Now in its 26th year, Valparaiso Transmission added “Car Care” to its name because a lot of customers, including me, thought it only did transmission work.
“But we are a full auto repair facility, bumper to bumper repair shop,” explained manager Neal Guidarelli. “Everything from brakes, front end work, engine repair, certified emissions center, transmission repair, electrical repair, heating and cooling, tires, alignments and anything else your vehicle needs serviced.”
As I say on my radio show, “Who knew”?
The joint also offers a free wheel alignment check and free towing on any major repairs. It’s at 1607 East Lincolnway in Valparaiso, and for more info, call (219) 462-4253 or visit http://www.valpocarcare.net/.
Obesity - disease or decision?
My column on obesity — disease or decision — truly polarized readers. Here are two emails that best illustrate the feedback I received.
“Whether we want to admit it or not - it ain’t a disease but a choice,” wrote Mace G. “After one fat joke (or smirk) too many, I got the nerve to lose weight in grade school. No pills, counseling, talk shows, or special dieting. Just determination I guess. So you’re right, it’s a choice.”
Then again, “Jerry, if a smoker gets emphysema, is it a decision or a disease? If an alcoholic gets cirrhosis of the liver, is it a decision or a disease?
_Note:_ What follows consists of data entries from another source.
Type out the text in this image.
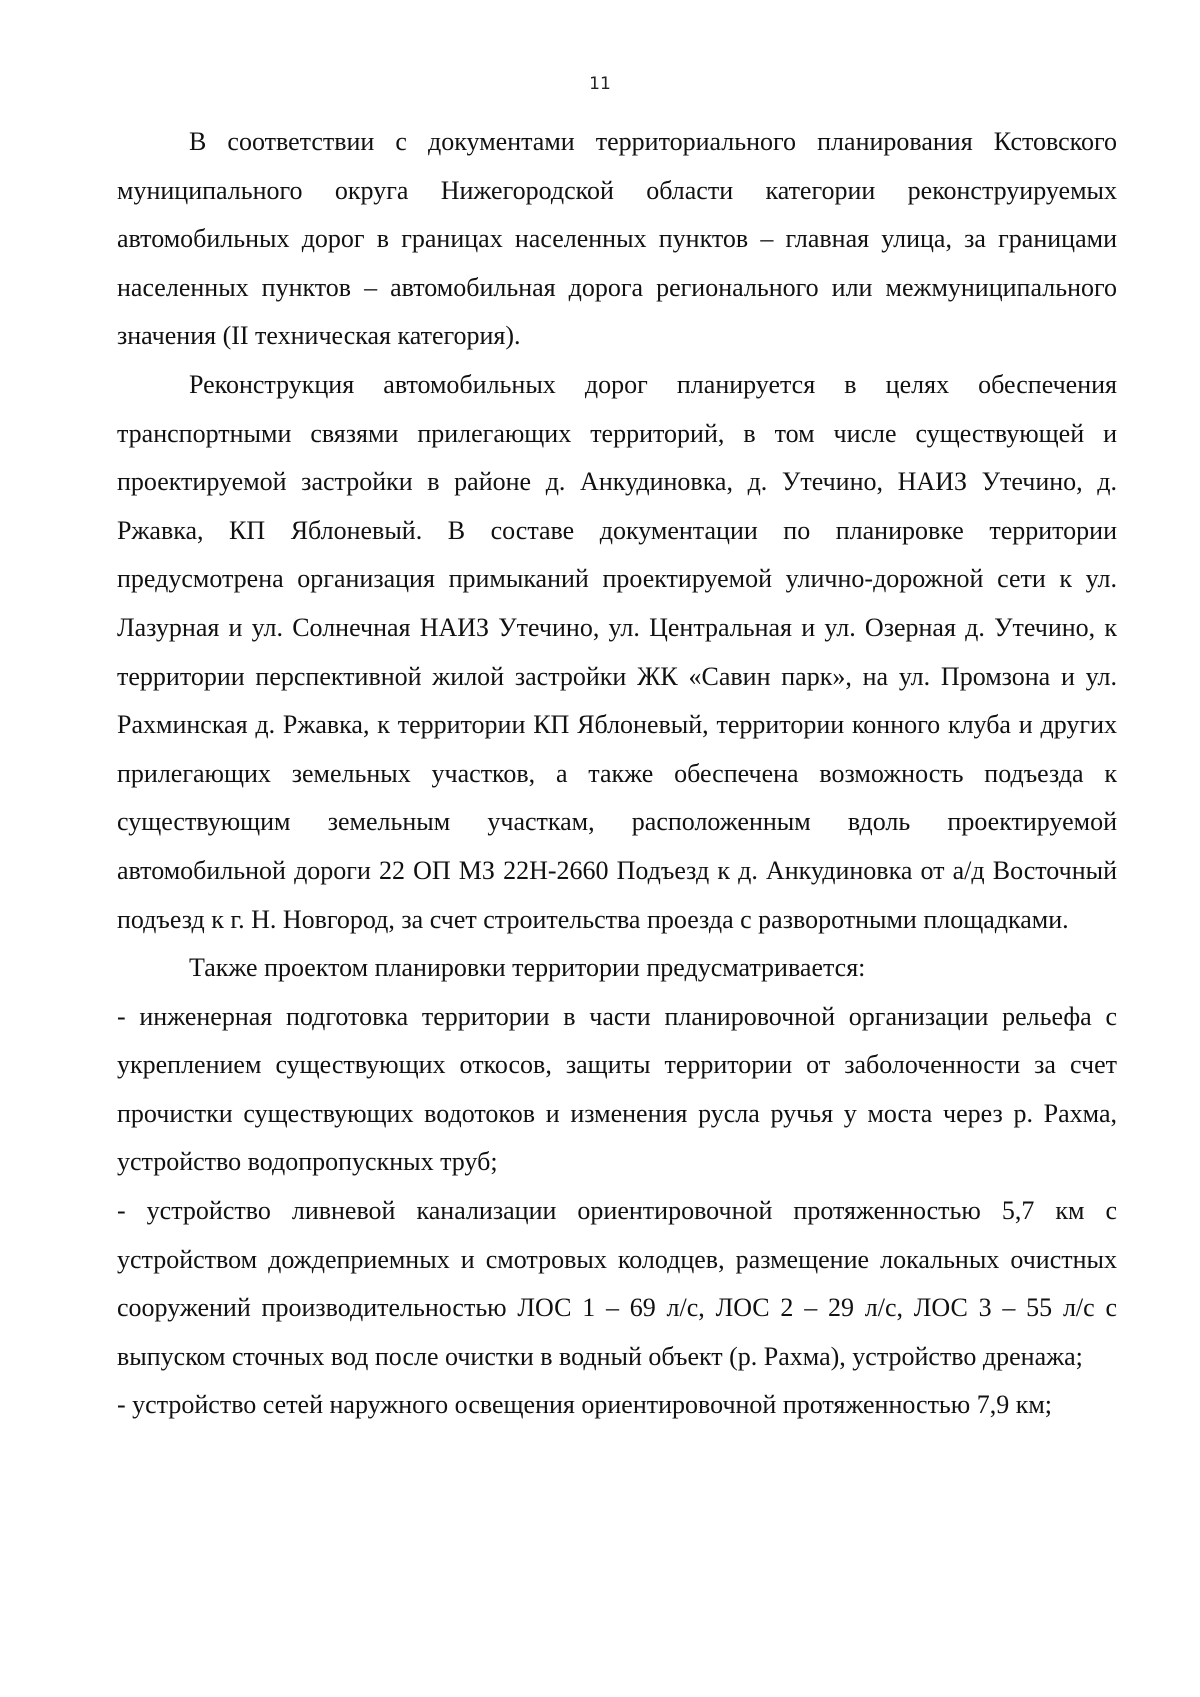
11

В соответствии с документами территориального планирования Кстовского муниципального округа Нижегородской области категории реконструируемых автомобильных дорог в границах населенных пунктов – главная улица, за границами населенных пунктов – автомобильная дорога регионального или межмуниципального значения (II техническая категория).

Реконструкция автомобильных дорог планируется в целях обеспечения транспортными связями прилегающих территорий, в том числе существующей и проектируемой застройки в районе д. Анкудиновка, д. Утечино, НАИЗ Утечино, д. Ржавка, КП Яблоневый. В составе документации по планировке территории предусмотрена организация примыканий проектируемой улично-дорожной сети к ул. Лазурная и ул. Солнечная НАИЗ Утечино, ул. Центральная и ул. Озерная д. Утечино, к территории перспективной жилой застройки ЖК «Савин парк», на ул. Промзона и ул. Рахминская д. Ржавка, к территории КП Яблоневый, территории конного клуба и других прилегающих земельных участков, а также обеспечена возможность подъезда к существующим земельным участкам, расположенным вдоль проектируемой автомобильной дороги 22 ОП МЗ 22Н-2660 Подъезд к д. Анкудиновка от а/д Восточный подъезд к г. Н. Новгород, за счет строительства проезда с разворотными площадками.

Также проектом планировки территории предусматривается:

- инженерная подготовка территории в части планировочной организации рельефа с укреплением существующих откосов, защиты территории от заболоченности за счет прочистки существующих водотоков и изменения русла ручья у моста через р. Рахма, устройство водопропускных труб;

- устройство ливневой канализации ориентировочной протяженностью 5,7 км с устройством дождеприемных и смотровых колодцев, размещение локальных очистных сооружений производительностью ЛОС 1 – 69 л/с, ЛОС 2 – 29 л/с, ЛОС 3 – 55 л/с с выпуском сточных вод после очистки в водный объект (р. Рахма), устройство дренажа;

- устройство сетей наружного освещения ориентировочной протяженностью 7,9 км;
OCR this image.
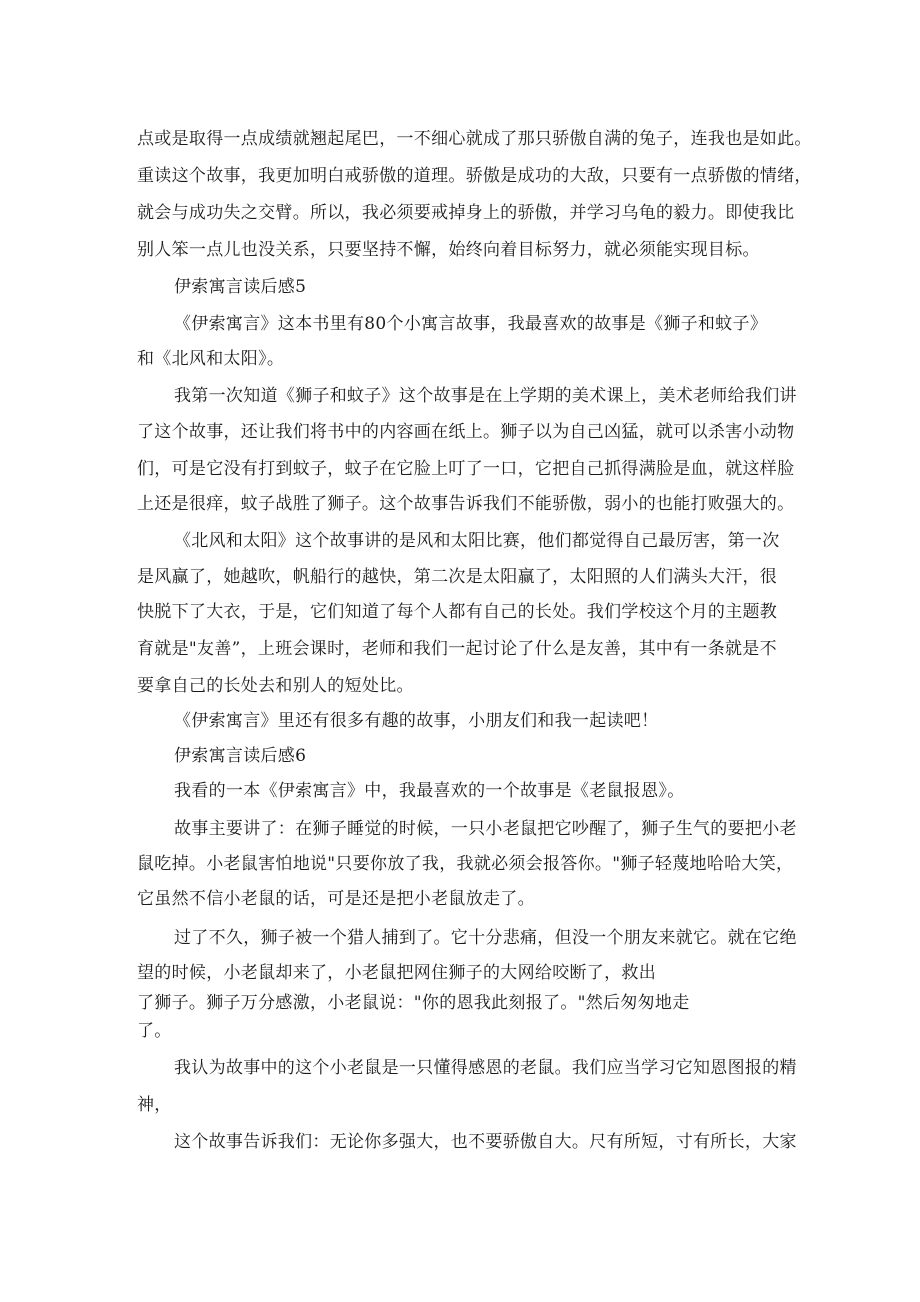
点或是取得一点成绩就翘起尾巴，一不细心就成了那只骄傲自满的兔子，连我也是如此。

重读这个故事，我更加明白戒骄傲的道理。骄傲是成功的大敌，只要有一点骄傲的情绪，

就会与成功失之交臂。所以，我必须要戒掉身上的骄傲，并学习乌龟的毅力。即使我比

别人笨一点儿也没关系，只要坚持不懈，始终向着目标努力，就必须能实现目标。

伊索寓言读后感5

《伊索寓言》这本书里有80个小寓言故事，我最喜欢的故事是《狮子和蚊子》

和《北风和太阳》。

我第一次知道《狮子和蚊子》这个故事是在上学期的美术课上，美术老师给我们讲

了这个故事，还让我们将书中的内容画在纸上。狮子以为自己凶猛，就可以杀害小动物

们，可是它没有打到蚊子，蚊子在它脸上叮了一口，它把自己抓得满脸是血，就这样脸

上还是很痒，蚊子战胜了狮子。这个故事告诉我们不能骄傲，弱小的也能打败强大的。

《北风和太阳》这个故事讲的是风和太阳比赛，他们都觉得自己最厉害，第一次

是风赢了，她越吹，帆船行的越快，第二次是太阳赢了，太阳照的人们满头大汗，很

快脱下了大衣，于是，它们知道了每个人都有自己的长处。我们学校这个月的主题教

育就是"友善”，上班会课时，老师和我们一起讨论了什么是友善，其中有一条就是不

要拿自己的长处去和别人的短处比。

《伊索寓言》里还有很多有趣的故事，小朋友们和我一起读吧！

伊索寓言读后感6

我看的一本《伊索寓言》中，我最喜欢的一个故事是《老鼠报恩》。

故事主要讲了：在狮子睡觉的时候，一只小老鼠把它吵醒了，狮子生气的要把小老

鼠吃掉。小老鼠害怕地说"只要你放了我，我就必须会报答你。"狮子轻蔑地哈哈大笑，

它虽然不信小老鼠的话，可是还是把小老鼠放走了。

过了不久，狮子被一个猎人捕到了。它十分悲痛，但没一个朋友来就它。就在它绝

望的时候，小老鼠却来了，小老鼠把网住狮子的大网给咬断了，救出

了狮子。狮子万分感激，小老鼠说："你的恩我此刻报了。"然后匆匆地走

了。

我认为故事中的这个小老鼠是一只懂得感恩的老鼠。我们应当学习它知恩图报的精

神，

这个故事告诉我们：无论你多强大，也不要骄傲自大。尺有所短，寸有所长，大家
If a child or an adult becomes obese from eating overly processed and genetically altered food, is it a decision or a disease?” asked Sharon P.
“I do not think anyone wants to be obese any more than I think anyone wants to be a drug addict or addicted to cigarettes or alcohol. Many people make bad decisions in life and not everyone with a few pounds to lose is a food addict. But do a little research and talk with some people suffering from being obese before you pass judgment.”
A new Harris poll shows that more than half of U.S. workers would opt for a root canal rather than work during their vacation, yet they still feel obliged to squeeze in work-related duties with mobile technology.
Smart phones, iPads and other high-tech gadgetry allow us to stay connected with our jobs almost around the clock, something I can attest to personally with my handful of jobs. Such a scenario is both a blessing and a curse, I’ve learned.
In other words, if you can’t escape the office while on vacation, what’s the use of taking a vacation? A vacation from what exactly? My question to you: Are you planning on taking your job with you while on vacation this summer? Is it out of obligation? Sense of duty? To avoid getting fired? To climb the corporate ladder?
I’ll note your responses in a future column.